Dabei fragt man sich: Was ist ein „guter“ Film? Ist es das Kino, das frische künstlerische Akzente setzt, oder eines, das uns mit ungewohnten Inhalten konfrontiert? Sind es gar die Mischformen, die uns begeistern können, innovative visuelle Impulse, die ein altbekanntes Filmthema im neuen Licht zeigen? Oder dann doch die Regisseure, die mit konventionellen filmischen Mitteln auf einen bis dato unbekannten Konflikt aufmerksam machen? Die 59. Berliner Filmfestspiele zeigen von alledem ein bisschen.

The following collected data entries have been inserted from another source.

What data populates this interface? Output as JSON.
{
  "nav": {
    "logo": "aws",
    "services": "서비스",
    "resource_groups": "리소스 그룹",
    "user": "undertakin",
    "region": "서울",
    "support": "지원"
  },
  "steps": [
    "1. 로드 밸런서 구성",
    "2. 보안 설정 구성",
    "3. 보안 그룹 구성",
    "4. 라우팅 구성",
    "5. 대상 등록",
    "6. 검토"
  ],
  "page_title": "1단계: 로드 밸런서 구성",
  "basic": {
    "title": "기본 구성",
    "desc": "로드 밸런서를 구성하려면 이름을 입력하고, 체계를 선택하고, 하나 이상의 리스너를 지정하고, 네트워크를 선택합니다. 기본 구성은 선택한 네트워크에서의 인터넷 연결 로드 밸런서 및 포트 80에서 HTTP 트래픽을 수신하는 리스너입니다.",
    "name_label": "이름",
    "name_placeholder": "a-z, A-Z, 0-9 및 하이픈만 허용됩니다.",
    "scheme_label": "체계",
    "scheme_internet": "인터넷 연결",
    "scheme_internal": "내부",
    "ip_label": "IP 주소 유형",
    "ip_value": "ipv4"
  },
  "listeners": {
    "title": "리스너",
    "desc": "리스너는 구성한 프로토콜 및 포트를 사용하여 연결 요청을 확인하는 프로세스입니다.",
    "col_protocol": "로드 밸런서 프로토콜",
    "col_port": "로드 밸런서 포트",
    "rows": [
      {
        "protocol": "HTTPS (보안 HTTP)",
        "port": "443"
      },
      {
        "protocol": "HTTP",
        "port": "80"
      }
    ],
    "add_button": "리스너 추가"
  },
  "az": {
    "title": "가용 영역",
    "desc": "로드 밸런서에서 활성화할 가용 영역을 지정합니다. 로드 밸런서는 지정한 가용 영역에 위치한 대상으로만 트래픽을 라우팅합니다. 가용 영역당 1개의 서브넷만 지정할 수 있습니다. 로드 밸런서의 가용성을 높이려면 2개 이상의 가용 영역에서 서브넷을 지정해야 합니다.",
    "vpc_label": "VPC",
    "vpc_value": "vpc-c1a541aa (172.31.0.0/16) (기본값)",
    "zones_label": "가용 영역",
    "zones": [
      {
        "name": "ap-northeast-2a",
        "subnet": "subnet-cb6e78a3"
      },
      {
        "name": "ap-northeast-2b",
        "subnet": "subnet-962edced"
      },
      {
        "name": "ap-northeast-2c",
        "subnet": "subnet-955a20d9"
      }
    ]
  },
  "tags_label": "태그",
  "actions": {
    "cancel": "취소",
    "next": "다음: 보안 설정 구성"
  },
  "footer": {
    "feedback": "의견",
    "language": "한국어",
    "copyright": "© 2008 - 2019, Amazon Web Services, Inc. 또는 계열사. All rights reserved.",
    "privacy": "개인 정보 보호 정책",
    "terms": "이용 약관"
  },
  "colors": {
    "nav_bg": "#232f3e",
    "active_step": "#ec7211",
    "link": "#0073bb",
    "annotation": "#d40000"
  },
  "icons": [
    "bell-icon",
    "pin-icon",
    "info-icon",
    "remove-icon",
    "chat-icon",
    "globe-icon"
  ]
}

Gemessen an dem, was in den Großkinos sonst an erfolgreichen Blockbustern über die Leinwand flimmert, ist natürlich auch diese Berlinale wieder hochpolitisch — von der eventorientierten Sektion „Kulinarisches Kino“ einmal abgesehen. Dort sorgt dann doch eher die sattsam bekannte Alfred-Biolektik als eine sperrige Dialektik für Wohlgefühl.

Jenseits solchen Gaumenkinos wird einem in Berlin dieser Tage gern die Bitternis der Welt verabreicht. Als die Bilder laufen lernten, sollte das Kino reine Unterhaltung bieten. Bis die Filmemacher jenen Bildern das Stolpern beibrachten. Kino soll Wirklichkeit abbilden und der Phantasie Flügel verleihen, ungeahnte Räume eröffnen, Träume fortspinnen, bei denen das Vorstellungsvermögen sonst an seine natürlichen Grenzen stoßen würde.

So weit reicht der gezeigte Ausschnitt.